Yesterday, FIRE reported that the University of Minnesota, in the face of widespread national outrage in the media, is defending the indefensible: a set of plans to impose an ideological litmus test on future teachers. The desire to teach “cultural competence” or to expose students to any set of values and beliefs is not itself a matter of individual rights—indeed, FIRE would defend professors against any effort to ban specific views from the classroom—but these plans cross the line by declaring that students without the approved values, attitudes, and beliefs are not “competent” enough to become teachers.
This morning, the university’s Academic Freedom and Tenure Committee met to discuss the case for the second time. The first of these meetings, on December 4, included discussion of FIRE and our letter to President Bruininks, as well as some misinformation. For instance:
These are notes by faculty members, Vice Provost [Arlene] Carney said; academic freedom includes faculty members composing notes without harassment. They were not intended to be released and they are not recommendations. [...] This was password-protected, Dr. Carney pointed out; someone released the information from the website.
Well, I see nothing in the minutes that comes close to “harassment.” Do the professors just want to avoid harsh criticism, or podcasts that include “offensive comments about faculty”? Calling something “harassment” when it’s not probably makes people less likely to believe reports of true harassment.
Besides, the “Final Report” of the Race, Culture, Class, and Gender Task Group is indeed a report and not a “draft” (a word that was added to the report months after it was submitted—for proof, take a look at the report as it originally was posted, as submitted on July 16) or “notes.” It self-consciously starts with quotations to attune the reader (“We begin with quotations that voice the expressions of others in order to emphasize the real experiences of how cultural diversity lives and breathes…”), and it is well-formatted and well-organized.

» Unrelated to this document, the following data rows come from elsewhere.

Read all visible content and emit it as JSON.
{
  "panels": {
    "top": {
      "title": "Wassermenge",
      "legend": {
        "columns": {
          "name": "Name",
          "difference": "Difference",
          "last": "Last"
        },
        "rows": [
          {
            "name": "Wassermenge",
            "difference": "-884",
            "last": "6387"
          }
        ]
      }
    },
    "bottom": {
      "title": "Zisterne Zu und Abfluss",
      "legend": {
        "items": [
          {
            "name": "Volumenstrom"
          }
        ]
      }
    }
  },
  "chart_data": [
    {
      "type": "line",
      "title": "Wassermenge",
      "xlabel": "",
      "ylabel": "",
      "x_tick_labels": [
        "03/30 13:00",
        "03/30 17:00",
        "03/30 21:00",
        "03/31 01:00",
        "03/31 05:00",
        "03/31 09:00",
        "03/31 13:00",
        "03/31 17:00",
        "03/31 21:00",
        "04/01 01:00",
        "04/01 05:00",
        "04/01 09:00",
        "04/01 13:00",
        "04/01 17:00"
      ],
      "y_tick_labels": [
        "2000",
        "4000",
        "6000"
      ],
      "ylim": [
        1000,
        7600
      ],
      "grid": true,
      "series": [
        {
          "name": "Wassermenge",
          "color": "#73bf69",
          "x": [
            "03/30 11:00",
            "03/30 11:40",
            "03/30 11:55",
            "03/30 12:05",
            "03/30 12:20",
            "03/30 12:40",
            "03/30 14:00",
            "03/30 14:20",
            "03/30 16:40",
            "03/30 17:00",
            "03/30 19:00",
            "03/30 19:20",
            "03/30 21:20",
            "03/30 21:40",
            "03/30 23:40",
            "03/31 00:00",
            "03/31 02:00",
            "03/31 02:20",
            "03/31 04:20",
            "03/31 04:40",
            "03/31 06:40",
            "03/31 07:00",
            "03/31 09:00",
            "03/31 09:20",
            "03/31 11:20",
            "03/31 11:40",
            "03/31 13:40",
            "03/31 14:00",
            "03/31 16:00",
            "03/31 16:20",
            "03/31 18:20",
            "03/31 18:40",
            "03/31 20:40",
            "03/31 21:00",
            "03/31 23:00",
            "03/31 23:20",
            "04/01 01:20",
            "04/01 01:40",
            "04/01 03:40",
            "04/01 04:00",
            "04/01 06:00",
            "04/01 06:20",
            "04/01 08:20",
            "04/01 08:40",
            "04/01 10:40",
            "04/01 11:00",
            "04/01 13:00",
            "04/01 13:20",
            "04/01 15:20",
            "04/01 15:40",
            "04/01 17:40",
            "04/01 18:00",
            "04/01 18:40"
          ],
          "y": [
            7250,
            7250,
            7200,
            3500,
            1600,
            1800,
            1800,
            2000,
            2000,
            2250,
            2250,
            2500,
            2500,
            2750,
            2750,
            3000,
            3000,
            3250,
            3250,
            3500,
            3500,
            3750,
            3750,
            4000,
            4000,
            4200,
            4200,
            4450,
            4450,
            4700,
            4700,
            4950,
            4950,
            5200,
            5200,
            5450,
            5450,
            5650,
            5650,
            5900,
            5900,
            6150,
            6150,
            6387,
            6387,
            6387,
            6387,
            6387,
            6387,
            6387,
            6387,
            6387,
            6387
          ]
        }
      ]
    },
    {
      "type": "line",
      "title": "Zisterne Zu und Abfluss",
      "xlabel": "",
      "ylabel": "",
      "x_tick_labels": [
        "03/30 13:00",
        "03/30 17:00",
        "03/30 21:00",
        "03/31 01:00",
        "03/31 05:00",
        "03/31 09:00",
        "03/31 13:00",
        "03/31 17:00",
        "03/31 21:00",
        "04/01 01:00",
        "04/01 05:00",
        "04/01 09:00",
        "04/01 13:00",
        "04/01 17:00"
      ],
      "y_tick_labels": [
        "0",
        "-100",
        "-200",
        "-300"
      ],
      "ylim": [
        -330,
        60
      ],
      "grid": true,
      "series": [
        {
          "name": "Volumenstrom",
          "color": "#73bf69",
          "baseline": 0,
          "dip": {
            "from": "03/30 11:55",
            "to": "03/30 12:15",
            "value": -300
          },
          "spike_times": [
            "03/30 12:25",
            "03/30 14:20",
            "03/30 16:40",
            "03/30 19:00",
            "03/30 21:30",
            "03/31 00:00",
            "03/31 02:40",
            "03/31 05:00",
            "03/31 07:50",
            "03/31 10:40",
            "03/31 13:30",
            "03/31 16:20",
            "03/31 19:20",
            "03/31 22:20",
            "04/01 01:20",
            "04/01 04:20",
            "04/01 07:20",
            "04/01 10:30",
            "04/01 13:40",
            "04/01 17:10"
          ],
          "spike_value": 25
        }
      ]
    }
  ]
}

Furthermore, there is no sense in which the final report can be said to be anything less than a set of “recommendations,” given specific recommendations for “outcomes,” “assessment” of those outcomes, and “teacher prep” experiences for the proposed new curriculum.
Finally, the whole set of documents was not password protected or intended to be kept hidden. The documents have long been available on the Internet for the world to see—and, with some after-the-fact alterations, the documents and blog entries are still there. (We have collected screen shots and PDFs of the website as of a few weeks ago, so perhaps the college should think twice about its inclination to rewrite history.)
Today’s meeting of the Academic Freedom and Tenure Committee was to include discussion with university counsel about the case. FIRE will direct Torch readers to the public minutes when they become available.
Meanwhile, the American Council of Trustees and Alumni has written to the university’s Board of Regents and included a copy of FIRE’s letter. If the university administration is not willing to repudiate and scrap the parts of the plan that would violate individual rights if implemented, then I hope the Regents will.